Kuss-Skandal bei WM
Spanischer Ministerpräsident Sánchez: Frauen-Nationalmannschaft erteilt "Lektion in Sachen Gleichberechtigung"

Spaniens Ministerpräsident Sánchez hat den Streik der spanischen Fußball-Nationalspielerinnen als Reaktion auf die Kuss-Affäre des Verbandspräsidenten Rubiales nach dem WM-Finale gelobt. Die Spielerinnen hätten nun zweimal gewonnen, betonte Sánchez.
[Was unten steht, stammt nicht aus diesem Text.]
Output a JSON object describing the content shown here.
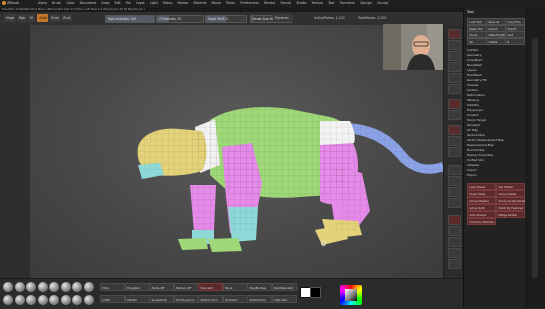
{
  "app": {
    "title": "ZBrush",
    "menus": [
      "Alpha",
      "Brush",
      "Color",
      "Document",
      "Draw",
      "Edit",
      "File",
      "Layer",
      "Light",
      "Macro",
      "Marker",
      "Material",
      "Movie",
      "Picker",
      "Preferences",
      "Render",
      "Stencil",
      "Stroke",
      "Texture",
      "Tool",
      "Transform",
      "Zplugin",
      "Zscript"
    ],
    "subbar_text": "Free Mem 14.962GB  Active Mem 1.004  Scratch Disk 41  ZTime 1.28  Timer 0.1  PolyCount 5.49 KP  MeshCount 1"
  },
  "toolbar": {
    "mrgb_label": "Mrgb",
    "rgb_label": "Rgb",
    "m_label": "M",
    "zadd_label": "Zadd",
    "zsub_label": "Zsub",
    "zcut_label": "Zcut",
    "focal_shift_label": "Focal Shift 0",
    "draw_size_label": "Draw Size 64",
    "rgb_intensity_label": "Rgb Intensity 100",
    "z_intensity_label": "Z Intensity 25",
    "dynamic_label": "Dynamic",
    "active_points_label": "ActivePoints: 1,220",
    "total_points_label": "TotalPoints: 1,220",
    "symmetry_label": "Symmetry"
  },
  "tray": {
    "header": "Tool",
    "items_top": [
      "SubTool",
      "Geometry",
      "ArrayMesh",
      "NanoMesh",
      "Layers",
      "FiberMesh",
      "Geometry HD",
      "Preview",
      "Surface",
      "Deformation",
      "Masking",
      "Visibility",
      "Polygroups",
      "Contact",
      "Morph Target",
      "Polypaint",
      "UV Map",
      "Texture Map",
      "Vector Displacement Map",
      "Displacement Map",
      "Normal Map",
      "Display Properties",
      "Unified Skin",
      "Initialize",
      "Import",
      "Export"
    ],
    "red_buttons": [
      "Lazy Mouse",
      "Del Hidden",
      "Close Holes",
      "Group Visible",
      "Group Masked",
      "Group As Dynamesh Sub",
      "Group Split",
      "Polish By Features",
      "Auto Groups",
      "Merge Similar",
      "Group by Normals"
    ],
    "dark_buttons": [
      "Load Tool",
      "Save As",
      "Copy Tool",
      "Paste Tool",
      "Import",
      "Export",
      "Clone",
      "Make PolyMesh3D",
      "GoZ",
      "All",
      "Visible",
      "R"
    ]
  },
  "bottom": {
    "brush_count": 16,
    "buttons": [
      "Dots",
      "DragRect",
      "Alpha Off",
      "Texture Off",
      "Standard",
      "Move",
      "ClayBuildup",
      "DamStandard",
      "Inflat",
      "hPolish",
      "SnakeHook",
      "TrimDynamic",
      "Switch Color",
      "Gradient",
      "SwitchColor",
      "Alternate"
    ]
  },
  "colors": {
    "accent_red": "#7a2a2a",
    "viewport_bg": "#484848",
    "model_yellow": "#e3d27a",
    "model_green": "#9fd878",
    "model_magenta": "#e58ae8",
    "model_white": "#f2f2f2",
    "model_cyan": "#8fd8d8",
    "model_blue": "#8ca2e6"
  }
}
Nach ihrem Erfolg auf dem Platz hätten sie der Welt eine Lektion in Sachen Gleichberechtigung erteilt.

02.09.2023
    Spaniens Ministerpräsident schüttelt dem Fußball-Verbandspräsidenten Rubiales die Hand, im Hintergrund stehen Spielerinnen.
    Spaniens Ministerpräsident Sánchez unterstützt die Frauen-Nationalmannschaft nach der Kuss-Affäre - nach dem WM-Finale hatte er die Nationalspielerinnen samt Verbandspräsident Rubiales empfangen. (IMAGO / ZUMA Wire / IMAGO / Oscar J. Barroso)
    Die spanische Nationalmannschaft der Frauen befindet sich im Streik und will kein Länderspiel mehr spielen, bis es Konsequenzen gegen Rubiales gibt. Der Präsident des spanischen Fußballverbands hatte die Spielerin Jennifer Hermoso bei der Siegerehrung der Fußball-WM in Australien und Neuseeland ungefragt auf den Mund geküsst. Sein Verhalten hatte international Empörung ausgelöst. Einen Rücktritt lehnt er ab.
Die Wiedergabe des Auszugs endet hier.